Lies, damned lies, and (bad) AIs

Along with the recent advances in machine learning have come a series of ethical and security concerns. For example, there is a whole body of ongoing research on corrupting training datasets in order to cause specific, incorrect inferences. If you haven’t seen it, glance over this paper where they were able to cause image recognition to mis-identify physical road signs by attaching stickers to them: Robust Physical-World Attacks on Deep Learning Models. Other papers have talked more generally about the problems of safety and security in machine learning:

Meanwhile, all sorts of unfair, unpleasant, and even potentially deadly (think ML for diagnosis and treatment as just one example) forms of (presumably) unintentional bias has slipped into our ML models: The Ugly Truth About Ourselves and Our Robot Creations: The Problem of Bias and Social Inequity

I am not a trained statistician, but my father taught statistics and social science for many years, and I learned about the pragmatic problems of statistics from him at the breakfast table. Dad would read the newspaper, come across a report of some new scientific study or poll, and call all out all the problems with it: everything from lack of control groups; phrasing of questions; insufficient sample size; as well as more subtle statistical fallacies like Simpson’s Paradox.

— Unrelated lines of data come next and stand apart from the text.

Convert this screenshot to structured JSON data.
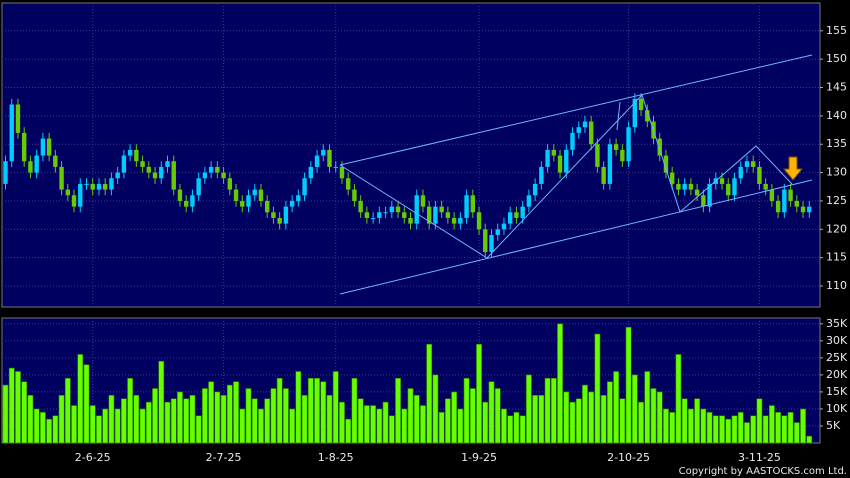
{
  "chart_data": {
    "type": "candlestick",
    "up_color": "#00ccff",
    "down_color": "#66cc00",
    "grid": true,
    "categories": [
      null,
      null,
      null,
      null,
      null,
      null,
      null,
      null,
      null,
      null,
      null,
      null,
      null,
      null,
      "2-6-25",
      null,
      null,
      null,
      null,
      null,
      null,
      null,
      null,
      null,
      null,
      null,
      null,
      null,
      null,
      null,
      null,
      null,
      null,
      null,
      null,
      "2-7-25",
      null,
      null,
      null,
      null,
      null,
      null,
      null,
      null,
      null,
      null,
      null,
      null,
      null,
      null,
      null,
      null,
      null,
      "1-8-25",
      null,
      null,
      null,
      null,
      null,
      null,
      null,
      null,
      null,
      null,
      null,
      null,
      null,
      null,
      null,
      null,
      null,
      null,
      null,
      null,
      null,
      null,
      "1-9-25",
      null,
      null,
      null,
      null,
      null,
      null,
      null,
      null,
      null,
      null,
      null,
      null,
      null,
      null,
      null,
      null,
      null,
      null,
      null,
      null,
      null,
      null,
      null,
      "2-10-25",
      null,
      null,
      null,
      null,
      null,
      null,
      null,
      null,
      null,
      null,
      null,
      null,
      null,
      null,
      null,
      null,
      null,
      null,
      null,
      null,
      "3-11-25",
      null,
      null,
      null,
      null,
      null,
      null,
      null,
      null
    ],
    "open": [
      128,
      132,
      142,
      137,
      132,
      130,
      133,
      136,
      133,
      131,
      127,
      126,
      124,
      128,
      128,
      127,
      128,
      127,
      129,
      130,
      133,
      134,
      132,
      131,
      130,
      129,
      131,
      132,
      127,
      125,
      124,
      126,
      129,
      130,
      131,
      130,
      129,
      127,
      125,
      124,
      126,
      127,
      125,
      123,
      122,
      121,
      124,
      125,
      126,
      129,
      131,
      133,
      134,
      131,
      131,
      129,
      127,
      125,
      123,
      122,
      122,
      123,
      123,
      124,
      123,
      122,
      121,
      126,
      124,
      121,
      124,
      123,
      122,
      121,
      122,
      126,
      123,
      120,
      116,
      119,
      120,
      121,
      123,
      122,
      124,
      126,
      128,
      131,
      134,
      133,
      130,
      134,
      137,
      138,
      139,
      135,
      131,
      128,
      135,
      134,
      132,
      138,
      143,
      141,
      139,
      136,
      133,
      130,
      128,
      127,
      128,
      127,
      126,
      124,
      128,
      129,
      128,
      126,
      129,
      131,
      132,
      131,
      128,
      127,
      125,
      123,
      127,
      125,
      124,
      123
    ],
    "high": [
      133,
      143,
      143,
      138,
      133,
      134,
      137,
      137,
      134,
      132,
      128,
      127,
      129,
      129,
      129,
      129,
      129,
      130,
      131,
      134,
      135,
      135,
      133,
      132,
      131,
      132,
      133,
      133,
      128,
      126,
      127,
      130,
      131,
      132,
      132,
      131,
      130,
      128,
      126,
      127,
      128,
      128,
      126,
      124,
      123,
      125,
      126,
      127,
      130,
      132,
      134,
      135,
      135,
      132,
      132,
      130,
      128,
      126,
      124,
      123,
      124,
      124,
      125,
      125,
      124,
      123,
      127,
      127,
      125,
      125,
      125,
      124,
      123,
      123,
      127,
      127,
      124,
      121,
      120,
      121,
      122,
      124,
      124,
      125,
      127,
      129,
      132,
      135,
      135,
      134,
      135,
      138,
      139,
      140,
      140,
      136,
      132,
      136,
      136,
      135,
      139,
      144,
      144,
      142,
      140,
      137,
      134,
      131,
      129,
      129,
      129,
      128,
      127,
      129,
      130,
      130,
      129,
      130,
      132,
      133,
      133,
      132,
      129,
      128,
      126,
      128,
      128,
      126,
      125,
      125
    ],
    "low": [
      127,
      131,
      136,
      131,
      129,
      129,
      132,
      132,
      130,
      126,
      125,
      123,
      123,
      127,
      126,
      126,
      126,
      126,
      128,
      129,
      132,
      131,
      130,
      129,
      128,
      128,
      130,
      126,
      124,
      123,
      123,
      125,
      128,
      129,
      129,
      128,
      126,
      124,
      123,
      123,
      125,
      124,
      122,
      121,
      120,
      120,
      123,
      124,
      125,
      128,
      130,
      132,
      130,
      130,
      128,
      126,
      124,
      122,
      121,
      121,
      121,
      122,
      122,
      122,
      121,
      120,
      120,
      123,
      120,
      120,
      122,
      121,
      120,
      120,
      121,
      122,
      119,
      115,
      115,
      118,
      119,
      120,
      121,
      121,
      123,
      125,
      127,
      130,
      132,
      129,
      129,
      133,
      136,
      137,
      134,
      130,
      127,
      127,
      133,
      131,
      131,
      137,
      140,
      138,
      135,
      132,
      129,
      127,
      126,
      126,
      126,
      125,
      123,
      123,
      127,
      127,
      125,
      125,
      128,
      130,
      130,
      127,
      126,
      124,
      122,
      122,
      124,
      123,
      122,
      122
    ],
    "close": [
      132,
      142,
      137,
      132,
      130,
      133,
      136,
      133,
      131,
      127,
      126,
      124,
      128,
      128,
      127,
      128,
      127,
      129,
      130,
      133,
      134,
      132,
      131,
      130,
      129,
      131,
      132,
      127,
      125,
      124,
      126,
      129,
      130,
      131,
      130,
      129,
      127,
      125,
      124,
      126,
      127,
      125,
      123,
      122,
      121,
      124,
      125,
      126,
      129,
      131,
      133,
      134,
      131,
      131,
      129,
      127,
      125,
      123,
      122,
      122,
      123,
      123,
      124,
      123,
      122,
      121,
      126,
      124,
      121,
      124,
      123,
      122,
      121,
      122,
      126,
      123,
      120,
      116,
      119,
      120,
      121,
      123,
      122,
      124,
      126,
      128,
      131,
      134,
      133,
      130,
      134,
      137,
      138,
      139,
      135,
      131,
      128,
      135,
      134,
      132,
      138,
      143,
      141,
      139,
      136,
      133,
      130,
      128,
      127,
      128,
      127,
      126,
      124,
      128,
      129,
      128,
      126,
      129,
      131,
      132,
      131,
      128,
      127,
      125,
      123,
      127,
      125,
      124,
      123,
      124
    ],
    "ylim": [
      106.3,
      159.9
    ],
    "yticks": [
      110,
      115,
      120,
      125,
      130,
      135,
      140,
      145,
      150,
      155
    ],
    "volume": {
      "color": "#66ff00",
      "values": [
        17000,
        22000,
        21000,
        18000,
        14000,
        10000,
        9000,
        7000,
        8000,
        14000,
        19000,
        11000,
        26000,
        23000,
        11000,
        8000,
        10000,
        14000,
        10000,
        13000,
        19000,
        14000,
        10000,
        12000,
        16000,
        24000,
        12000,
        13000,
        15000,
        13000,
        14000,
        8000,
        16000,
        18000,
        15000,
        14000,
        17000,
        18000,
        10000,
        16000,
        13000,
        10000,
        13000,
        16000,
        19000,
        16000,
        10000,
        21000,
        14000,
        19000,
        19000,
        18000,
        14000,
        21000,
        12000,
        7000,
        19000,
        13000,
        11000,
        11000,
        10000,
        12000,
        8000,
        19000,
        10000,
        16000,
        14000,
        11000,
        29000,
        20000,
        9000,
        13000,
        15000,
        10000,
        19000,
        16000,
        29000,
        12000,
        18000,
        16000,
        10000,
        8000,
        9000,
        8000,
        20000,
        14000,
        14000,
        19000,
        19000,
        35000,
        15000,
        12000,
        13000,
        17000,
        15000,
        32000,
        14000,
        18000,
        21000,
        13000,
        34000,
        20000,
        12000,
        21000,
        16000,
        15000,
        10000,
        9000,
        26000,
        13000,
        10000,
        13000,
        10000,
        9000,
        8000,
        8000,
        7000,
        8000,
        9000,
        6000,
        8000,
        13000,
        8000,
        11000,
        9000,
        8000,
        9000,
        6000,
        10000,
        2000
      ],
      "ylim": [
        0,
        36700
      ],
      "yticks": [
        {
          "value": 5000,
          "label": "5K"
        },
        {
          "value": 10000,
          "label": "10K"
        },
        {
          "value": 15000,
          "label": "15K"
        },
        {
          "value": 20000,
          "label": "20K"
        },
        {
          "value": 25000,
          "label": "25K"
        },
        {
          "value": 30000,
          "label": "30K"
        },
        {
          "value": 35000,
          "label": "35K"
        }
      ]
    },
    "credit": "Copyright by AASTOCKS.com Ltd."
  }
}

As I’ve said elsewhere, I had a bit of weird childhood, but in this case it left me with both an appreciation for and a great amount of skepticism of statistics.

In many ways, statistics are a way of compressing or summarizing a dataset, and almost by definition this is a lossy process: Same stats, different graphs: generating datasets with varied appearance and identical statistics through simulated annealing. But you have to ask yourself how do you know what you lost in that summarization?

So it seems naively to me that we should not be surprised that machine learning, which is largely based on various statistical techniques needs to be viewed with a similar degree of skepticism. One of the great discoveries of the past few years is that if you throw a ton of data and processing power at a problem, you can often get excellent results from relatively simple algorithms, whether that problem be vision, playing games like Chess and Go, or interpreting chest X-rays.  These algorithms can find correlations and causation that would not occur to a human researcher.

Unfortunately, the outputs of these algorithms are often just big matrices full of unexplained numbers. And this is exactly where the issues above come into play: without any explanation for why an AI works as it does, how can we know if it is really correct?

Statisticians have traditionally addressed this by modeling. The model has served to frame the input, guide the computation, and explain the results of experiments and polls. Of course this risks restricting the results too much, as mentioned above a lot of the most exciting results of ML have been unexpected and could not be predicted beforehand by a model, but I think we do need to have explainable models as outputs of these algorithms. This is very active area of research and it will be fun to see how it advances in the next few years.